The Three Biggest Enemies of Nutrients


Dan-397-x-600Nutrients aren’t built to last forever, but knowing how they degrade naturally can help us control how fast our food goes bad. There are three essential enemies of nutrients that cause them to break down quickly:

1)   Light. All light is a form of energy, and energy makes chemical reactions happen. When nutrients are exposed to a lot of high energy light like ultraviolet radiation (sunlight), the nutrient molecules start to react with each other. This can make them useless to our bodies. If the food is still alive, like a growing vegetable, light is one of the most important factors for growth. But once the food is picked and loses its defenses, light can cause it to degrade quickly.

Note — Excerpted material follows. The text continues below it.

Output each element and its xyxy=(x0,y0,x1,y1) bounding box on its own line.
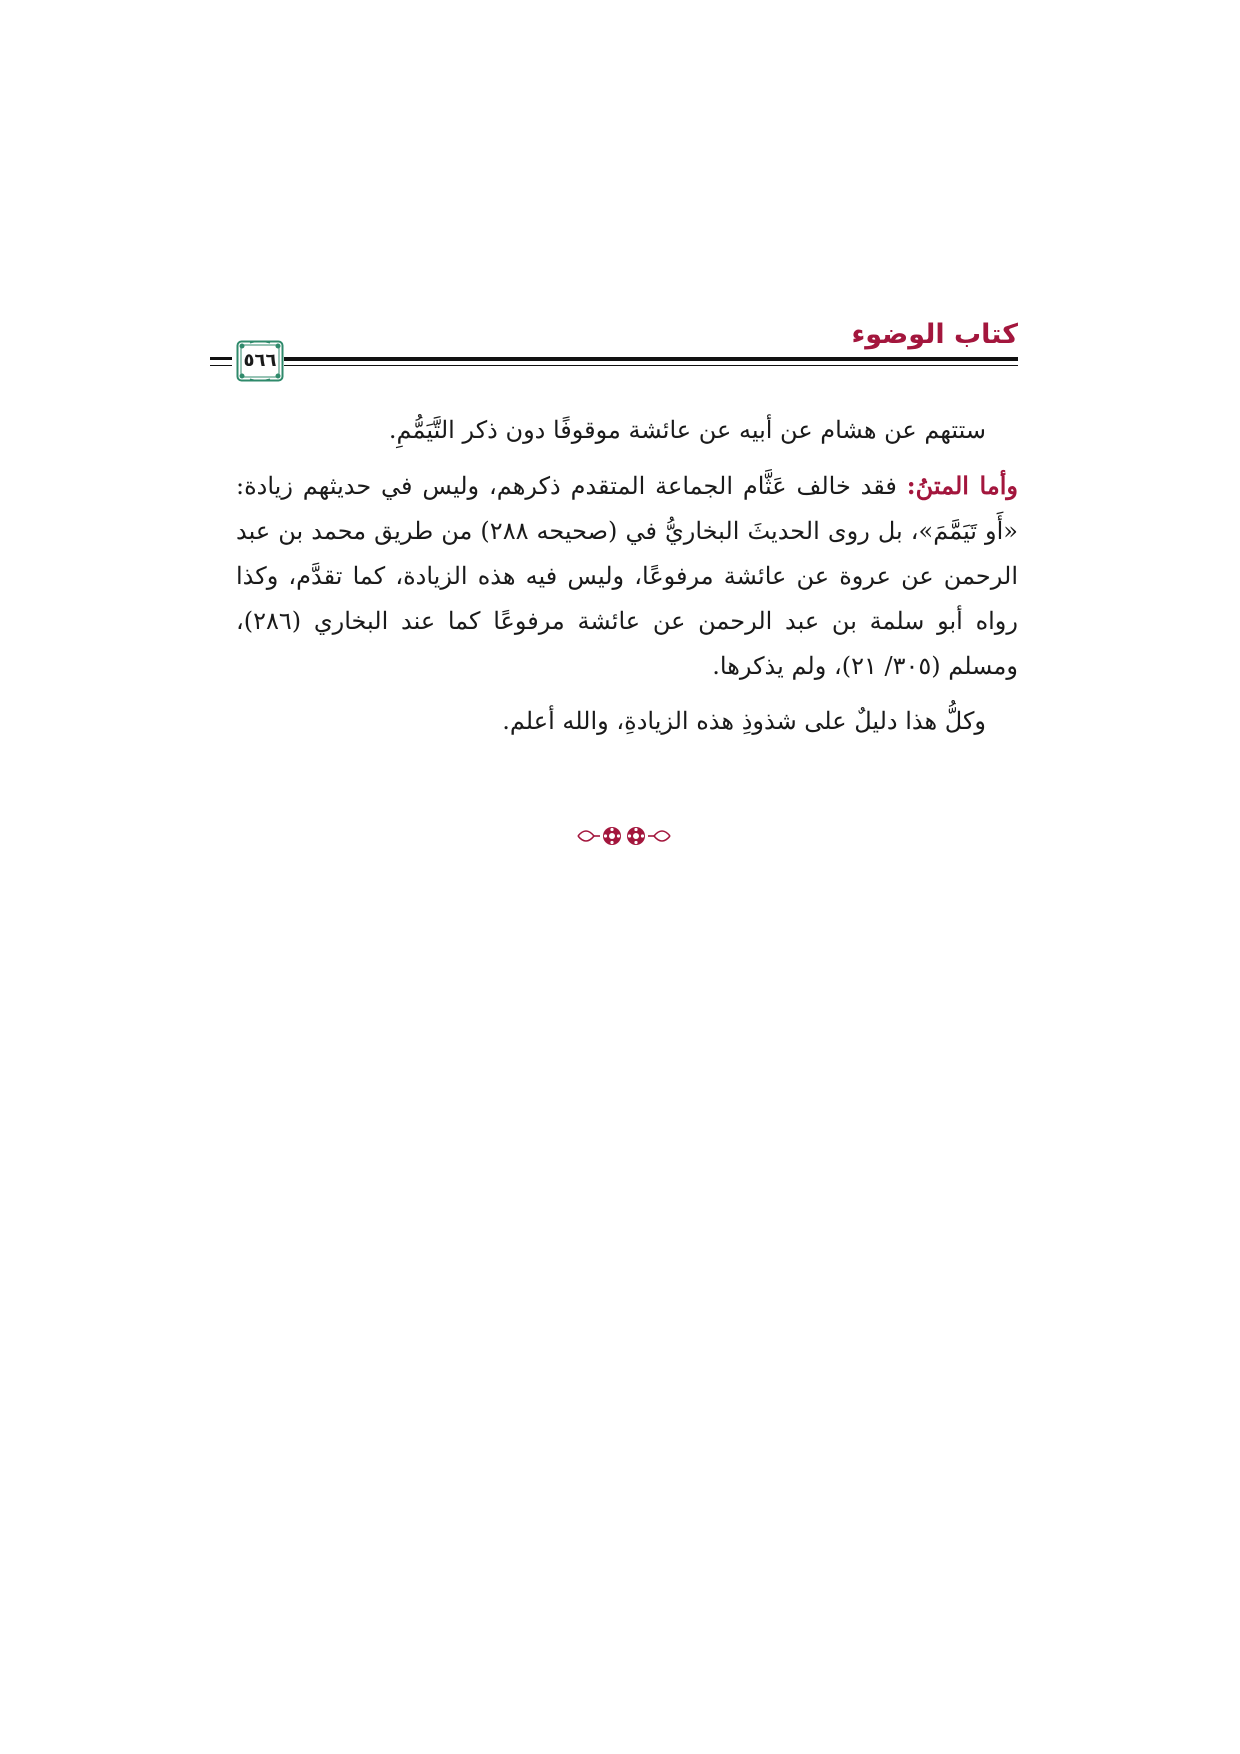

2)   Heat. Heating food breaks down cell walls and exposes nutrients to a harsh, hot environment. At high temperatures nutrient molecules start to react with one another, breaking down, and forming new molecules that may not function as nutrients in our body. When food is heated to such an extreme that it burns, we’re left with a biologically useless carbon dust similar to what we find in No. 2 pencils. Controlling the heat we use with our food can give us delicious but also nutritious meals, if most of the nutrients are preserved.

3)   Oxygen. All living things evolved beautiful defensive mechanisms called antioxidants to keep oxygen from destroying nutrients. However, once an organism has died, it loses the ability to defend itself from oxygen as the antioxidants are used up. This is why eating the freshest food possible will give the maximum nutritional benefit, before oxygen has a chance to react with precious vitamins, proteins, and other good stuff.

So how can you use this to your advantage? First, buy fresh, local, high quality food so that you start with the highest possible nutrient content. Then, learn how to control your cooking techniques to minimize nutrient loss. Third, store your food at the right temperature and in low light, and you can preserve the most nutrients in everything you eat.